The measured analysis of the potential for hydrogen use in aviation concludes with an assessment of potential roadblocks. These include challenges for aircraft design, infrastructure, and the regulatory environment.
"A large-scale switch to hydrogen propulsion is expected to be available between 2035 and 2050," PreScouter technical director Sofiane Boukhalfa told FutureFlight. "The International Energy Agency has said we can expect to see green hydrogen capacity of 40 gigawatts in Europe by 2030."
However, he pointed out that this depends on further advances in renewable energy production using methods such as wind or solar power. "Without such growth, the aviation industry might have to feed its new ecological aircraft with grey hydrogen, produced using natural gas and thus producing carbon dioxide," Boukhalfa stated.
"The quickest path [to producing so-called green hydrogen] will likely be to create hydrogen from water through electrolysis using renewable energy sources like solar or wind power," he explained to FutureFlight. "Once produced, hydrogen can be used in much the same way as natural gas, with the only emissions being water vapor and not the carbons that are harmful to the planet."
Multiple projects are underway to explore and develop the potential for hydrogen to be produced in other ways. These include, for example, using microbes that use light to make hydrogen and converting biomass into gas or liquids, and then separating the hydrogen.

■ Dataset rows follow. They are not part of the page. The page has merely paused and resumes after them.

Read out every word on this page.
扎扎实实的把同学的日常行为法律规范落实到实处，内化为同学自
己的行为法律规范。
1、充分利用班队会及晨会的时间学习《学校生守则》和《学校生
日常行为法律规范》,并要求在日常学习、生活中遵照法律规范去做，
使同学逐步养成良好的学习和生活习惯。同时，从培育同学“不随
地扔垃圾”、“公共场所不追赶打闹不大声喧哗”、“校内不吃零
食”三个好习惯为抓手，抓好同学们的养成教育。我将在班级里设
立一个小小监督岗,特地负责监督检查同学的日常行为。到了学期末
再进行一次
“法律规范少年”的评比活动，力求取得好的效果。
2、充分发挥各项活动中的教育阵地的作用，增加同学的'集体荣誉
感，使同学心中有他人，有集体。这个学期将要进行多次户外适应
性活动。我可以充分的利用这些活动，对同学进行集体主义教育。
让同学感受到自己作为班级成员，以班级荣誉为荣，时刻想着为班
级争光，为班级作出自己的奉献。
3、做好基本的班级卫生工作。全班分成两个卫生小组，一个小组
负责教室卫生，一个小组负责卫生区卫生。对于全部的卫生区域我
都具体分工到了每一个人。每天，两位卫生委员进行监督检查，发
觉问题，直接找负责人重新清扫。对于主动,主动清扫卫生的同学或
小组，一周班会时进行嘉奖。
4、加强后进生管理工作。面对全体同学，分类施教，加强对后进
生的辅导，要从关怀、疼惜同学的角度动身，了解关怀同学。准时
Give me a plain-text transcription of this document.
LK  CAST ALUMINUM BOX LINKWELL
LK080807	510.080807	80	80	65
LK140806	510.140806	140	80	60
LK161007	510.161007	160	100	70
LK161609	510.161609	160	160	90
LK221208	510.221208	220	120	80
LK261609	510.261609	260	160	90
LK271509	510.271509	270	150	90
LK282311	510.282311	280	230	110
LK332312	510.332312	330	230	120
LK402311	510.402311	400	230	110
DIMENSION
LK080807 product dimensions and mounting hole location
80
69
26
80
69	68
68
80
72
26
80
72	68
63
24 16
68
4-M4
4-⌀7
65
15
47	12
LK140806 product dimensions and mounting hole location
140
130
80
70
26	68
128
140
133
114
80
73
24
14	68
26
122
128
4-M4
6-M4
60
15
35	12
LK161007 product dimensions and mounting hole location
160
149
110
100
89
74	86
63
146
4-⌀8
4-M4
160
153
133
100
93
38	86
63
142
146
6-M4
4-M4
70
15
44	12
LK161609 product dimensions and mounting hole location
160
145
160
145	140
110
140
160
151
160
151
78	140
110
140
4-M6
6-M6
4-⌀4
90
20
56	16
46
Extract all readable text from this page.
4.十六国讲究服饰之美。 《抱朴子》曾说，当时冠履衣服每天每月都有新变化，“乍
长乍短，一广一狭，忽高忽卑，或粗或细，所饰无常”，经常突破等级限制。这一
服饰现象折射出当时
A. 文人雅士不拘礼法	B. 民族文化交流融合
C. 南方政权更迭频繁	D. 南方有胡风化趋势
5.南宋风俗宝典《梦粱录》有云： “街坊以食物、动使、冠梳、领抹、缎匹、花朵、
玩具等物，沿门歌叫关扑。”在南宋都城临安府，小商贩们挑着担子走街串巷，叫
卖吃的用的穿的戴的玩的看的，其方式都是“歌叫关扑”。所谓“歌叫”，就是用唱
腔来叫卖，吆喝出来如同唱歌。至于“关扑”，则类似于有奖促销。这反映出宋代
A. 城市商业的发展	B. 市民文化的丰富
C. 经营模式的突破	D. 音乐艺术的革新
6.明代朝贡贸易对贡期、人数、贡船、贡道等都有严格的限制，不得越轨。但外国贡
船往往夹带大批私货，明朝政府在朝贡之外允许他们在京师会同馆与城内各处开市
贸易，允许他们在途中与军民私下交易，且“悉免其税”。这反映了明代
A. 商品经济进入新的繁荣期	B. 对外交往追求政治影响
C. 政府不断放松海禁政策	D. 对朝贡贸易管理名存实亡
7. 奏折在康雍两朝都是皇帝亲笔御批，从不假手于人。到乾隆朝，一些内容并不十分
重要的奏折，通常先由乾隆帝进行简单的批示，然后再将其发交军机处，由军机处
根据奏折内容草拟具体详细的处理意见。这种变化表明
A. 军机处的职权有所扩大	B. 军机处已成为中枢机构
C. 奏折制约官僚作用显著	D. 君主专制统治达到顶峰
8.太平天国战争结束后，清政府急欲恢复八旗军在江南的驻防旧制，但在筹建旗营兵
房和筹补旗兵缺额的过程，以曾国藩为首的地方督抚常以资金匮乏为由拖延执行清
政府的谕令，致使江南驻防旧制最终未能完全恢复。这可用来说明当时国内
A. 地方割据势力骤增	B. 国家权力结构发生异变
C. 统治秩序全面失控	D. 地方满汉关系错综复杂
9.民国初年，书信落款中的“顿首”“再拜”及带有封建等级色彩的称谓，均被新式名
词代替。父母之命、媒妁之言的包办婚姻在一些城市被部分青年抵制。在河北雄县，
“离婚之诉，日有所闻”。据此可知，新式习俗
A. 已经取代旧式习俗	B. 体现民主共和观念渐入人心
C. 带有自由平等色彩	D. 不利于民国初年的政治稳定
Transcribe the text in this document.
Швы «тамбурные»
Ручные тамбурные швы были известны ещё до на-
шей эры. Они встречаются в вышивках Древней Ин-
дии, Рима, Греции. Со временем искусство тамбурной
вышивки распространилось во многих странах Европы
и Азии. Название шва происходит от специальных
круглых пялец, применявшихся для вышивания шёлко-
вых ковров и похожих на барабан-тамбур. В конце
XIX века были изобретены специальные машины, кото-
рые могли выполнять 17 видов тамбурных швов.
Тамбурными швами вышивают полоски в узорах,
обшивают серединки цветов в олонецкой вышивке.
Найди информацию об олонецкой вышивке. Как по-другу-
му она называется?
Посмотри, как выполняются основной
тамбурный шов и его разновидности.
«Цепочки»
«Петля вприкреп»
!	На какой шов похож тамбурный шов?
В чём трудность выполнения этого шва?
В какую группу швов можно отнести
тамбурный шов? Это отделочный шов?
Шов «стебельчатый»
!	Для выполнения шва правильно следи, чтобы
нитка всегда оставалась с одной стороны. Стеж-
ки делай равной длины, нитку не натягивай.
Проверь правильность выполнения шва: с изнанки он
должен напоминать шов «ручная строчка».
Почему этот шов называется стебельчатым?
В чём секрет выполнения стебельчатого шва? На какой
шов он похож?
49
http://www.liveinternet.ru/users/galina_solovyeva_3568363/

According to PreScouter, the latest estimates show that direct combustion of hydrogen by turbine engines would reduce the climate impact of flights by around 50 to 75 percent, rising to 75 to 90 percent for propulsion based on hydrogen fuel cells.
One other benefit of a switch to hydrogen is that its supply is generally less susceptible than oil to political tensions and conflict in some parts of the world. However, for now, due to limited production capacity, it remains a comparatively expensive fuel source.
According to the Hydrogen Council, current production costs for green hydrogen are between €3 to €7 per kilogram, compared with €1.50 for grey hydrogen and €0.50 for kerosene (i.e., jet-A fuel). PreScouter estimates that the cost could be cut in half over the next three to five years. This will require significant investment in production infrastructure—perhaps as much as $20 billion to close the gap with grey hydrogen.